With cost pressures, performance and carbon emission targets becoming increasingly challenging, coupled with high workplace stress levels and long working hours, is it still sensible for people to spend long hours commuting to “the office” ?
While car travel is one of the big carbon emitters, buildings (and particularly offices) are by far the biggest source accounting for over 40% of the total UK emission of 153 million tonnes of CO2. So reducing the daily commute in “gas guzzling” cars is one way of helping sustain the planet, but perhaps using this to also reduce the need for “carbon guzzling” under utilised office space is even more effective in reducing carbon footprint.
Implementing and developing agile working can if managed well meet the sustainability targets of reducing both travel and the office footprint for many organisations. This twin focus on agility and sustainability – sustainagility – can reduce environmental impact as well as property related costs, but also improve service resilience, business and individual productivity, customer focus, and create better “work life” balance and CSR (Corporate Social Responsibility).
Increasingly, forward thinking management aware of sustainagility benefits are allowing, promoting, setting up and supporting more staff to work ‘agile’ and remotely – from home on a regular or ‘ad hoc’ basis, from ‘third places’ and on the move – utilising technology to limit the need to come into the office, working closer with customers and in the community, whilst also staggering work patterns so employees can avoid peak travel times, overall enabling more productive working.
In the public sector, Ofsted is the largest home-based government organisation employing over 2,000 staff, of which 60% are home-based inspectors. For Ofsted the idea of homeworking is not about reducing costs, but about improving efficiency through flexibility and locating staff where the work is. Nevertheless, the move to homeworking significantly reduced Ofsteds building footprint from 8 to 3 buildings.
In other organisations the drive to reduce carbon footprint coupled with a desire to move resources to a more variable cost base is encouraging a change towards a virtual existence. BT has 70,000 remote enabled workers as well as 15,000 registered Home Workers which has allowed the Company to reduce its office space by 50% in the last decade. Supporting agile workers through BT’s extensive use of teleconferencing has eliminated the need for over 850,000 face to face meetings a year, saving £135m in travel related costs and 97,000 tonnes of carbon as well as £103m in productivity benefits.

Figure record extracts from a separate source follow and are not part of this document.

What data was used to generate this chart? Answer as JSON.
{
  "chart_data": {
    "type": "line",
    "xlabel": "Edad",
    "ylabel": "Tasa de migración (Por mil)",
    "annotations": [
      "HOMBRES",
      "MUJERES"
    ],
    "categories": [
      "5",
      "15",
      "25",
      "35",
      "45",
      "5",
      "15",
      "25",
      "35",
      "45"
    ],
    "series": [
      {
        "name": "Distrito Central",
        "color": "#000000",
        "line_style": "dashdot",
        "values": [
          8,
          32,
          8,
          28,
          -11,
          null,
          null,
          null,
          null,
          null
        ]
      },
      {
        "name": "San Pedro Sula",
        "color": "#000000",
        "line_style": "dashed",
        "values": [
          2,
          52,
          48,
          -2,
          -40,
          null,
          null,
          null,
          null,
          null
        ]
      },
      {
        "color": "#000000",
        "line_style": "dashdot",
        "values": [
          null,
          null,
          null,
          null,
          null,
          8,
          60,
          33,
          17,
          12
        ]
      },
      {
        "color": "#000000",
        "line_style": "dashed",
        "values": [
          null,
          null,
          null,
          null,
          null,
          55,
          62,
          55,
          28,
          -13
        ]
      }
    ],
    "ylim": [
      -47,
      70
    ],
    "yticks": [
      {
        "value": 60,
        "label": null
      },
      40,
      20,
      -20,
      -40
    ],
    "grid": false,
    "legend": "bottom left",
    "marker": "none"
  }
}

Unilever’s Agile Working programme made new software available to enable employees to hold virtual meetings through online discussion forums, document-sharing and presentation capability. This enabled its people to work more flexibly and interact with their colleagues from work, home or while travelling. By 2009 some 97,000 virtual meetings were held, and with over 40 000 employees using the technology, savings on travel costs, CO2 reductions and improved work–life balance are significant.
One of the largest Local Authority investment programmes in progress, Birmingham City Councils “Working for the Future” is designed to transform the Council’s operational property portfolio to enable improvements in customer service delivery, offer new ways of working and enhance the work environment for employees. The key elements are focused on enabling agile working across the Council through the introduction of new work styles, working practice guidance and new ICT technologies, as well as providing improved more sustainable workplaces.
The City Council aims to make savings of £100m over 25 years through consolidating the council’s office portfolio. The programme is also significantly reducing the Council carbon footprint not only through creating the ability for people to work remotely – reducing unnecessary travel, but also by reduction in floor space (35% reduction in its 1 million sq ft back office estate) as well as upgrading and trading in old inefficient space for 3 new “green” buildings on “brownfield” regeneration sites.
The “drivers” (excuse the pun) and enablers of change for new ways of working are clearly visible and available to most organisations. So has there ever been a better time or justification to implement and gain the benefits of sustainagility?